We distract ourselves with hyperbolic claims that it is all America's fault.  Then, the Americans blame Al Qaeda.  And Al Qaeda blames Israel.  Israel blames Palestine.  Then, someone blames colonial Britain.  And it goes on and on.

In the end, Afghani children grow up in fear, the young adults of Iraq have little access to a proper education and countless others suffer in silence.

Because we are too damned busy arguing about how many angels fit on the head of a pin.

In classic Faiqa style, I'll let you off the hook if you choose not to concern yourself with these matters.  I don't hold you as a terrible person for not prioritizing human harmony.

I think it's a little flawed, but I don't judge.

I do ask, as a favor to me, that when you are in my presence, if you are not doing anything personally to reduce the utter ignorance and despair which has contributed to the insanity of radical political Islam, then, please, just shut up.

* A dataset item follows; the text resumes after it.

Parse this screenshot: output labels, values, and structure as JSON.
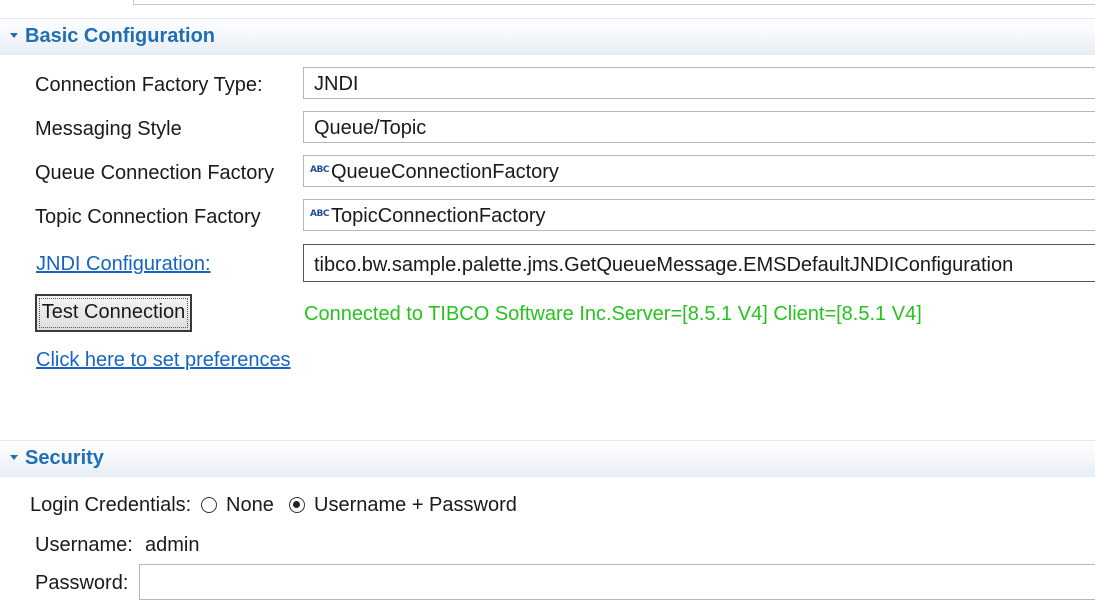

Do something, or shut up.  Your discussions without any actions are simply whining sessions.  Whining does nobody any good, at all.

Let the politicians argue, pontificate and discuss.

Let them live in their ivory towers where discussions of post-colonialism and radical Islam permeate the air.  Those discussions are important, but not every single one of us has to participate in them.

Our actions are far more valuable than our words, right now.

Let us look with our eyes at what is happening.

Let us forgo words for a time and work with our hands to change this world.